I Used to Think/Now I Think...

Connect: The idea of homophones have come up several times in the past few weeks in my 2nd grade classroom.  I have been working with my students on using two/too/to correctly. Also, on her weekly goal sheet, one of my kiddos wrote she wanted to get better at using our/are/hour correctly in her writing. Also, some levels of the DRA ask students to identify roots of words, and I haven’t taught that at all! Although homophones aren’t a part of the second grade curriculum, I decided to spend a small block of time touching on this concept. I wanted to do it in a way that would allow my students to visually see what they’d learned, so I decided to do a play on the I Used to Think/Now I Think routine. I knew from past experience and from conversations at PLC that young students have a difficult time reflecting back to what they used to know, so I decided to revise the routine.

What I did: I wrote the word “homophone” on the board and gave each student a worksheet. I explained that I only wanted them to do the top portion. They independently filled out the top section and turned them in to me. I was able to quickly assess what they knew about this word… turns out, they didn’t know anything!
J Later, I passed their sheets back to them. They took notes in the blank section of their sheets during the lesson. As we discussed that “homo” means same, I realized that they didn’t have any schema for this root. “Phone” was easier for them. They connected it to “telephone,” “iPhone,” “cell phone,” and one student even connected it to “phonograph.” Through discussion, we learned that “phone” means sound, so homophone essentially means “same sound.” After learning more about homophones and brainstorming examples, they students wrote what they now know a homophone is.

Extend: I really liked that the students could reference their own writing to see how their thinking has changed. I am planning on incorporating versions of this routine into more of what we do in my class…I just need to figure out how!

I would have loved if more students filled in the “now I know…” section with their own words rather than just copying the definition I had written on the board.


  1. I love that you go with what the students are interested in...your students wanted to know and understand homophones and you went with it. Great teaching moment and what fun results! Great Job. :)
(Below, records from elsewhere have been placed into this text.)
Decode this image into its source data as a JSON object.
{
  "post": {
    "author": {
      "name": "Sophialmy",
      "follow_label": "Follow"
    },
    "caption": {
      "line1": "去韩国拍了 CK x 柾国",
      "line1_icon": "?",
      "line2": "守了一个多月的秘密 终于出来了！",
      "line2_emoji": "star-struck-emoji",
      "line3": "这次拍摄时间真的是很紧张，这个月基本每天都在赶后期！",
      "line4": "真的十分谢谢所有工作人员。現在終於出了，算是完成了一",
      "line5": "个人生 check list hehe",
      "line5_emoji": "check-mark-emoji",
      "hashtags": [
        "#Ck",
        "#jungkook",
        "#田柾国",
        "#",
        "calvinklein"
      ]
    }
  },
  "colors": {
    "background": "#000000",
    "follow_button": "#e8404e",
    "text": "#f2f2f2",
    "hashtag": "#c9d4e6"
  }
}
  2. I think I kind of do this naturally every day but in my own crazy unorganized way. So much easier to use this format. I will definately try this now that we're at the end of the year and their writing skills have improved and I can actually read their handwriting. The kids also like reading about how their thinking changed.
    Way to go Jackson!

  3. I like this routine and we are using it right now in a unit on Native Americans. We revised the routine like you did and I just find it to be so powerful for kids to compare their current knowledge with what they didn't know before. I like that you implemented this for a mini topic like homophones. Sounds like your kids learned a lot!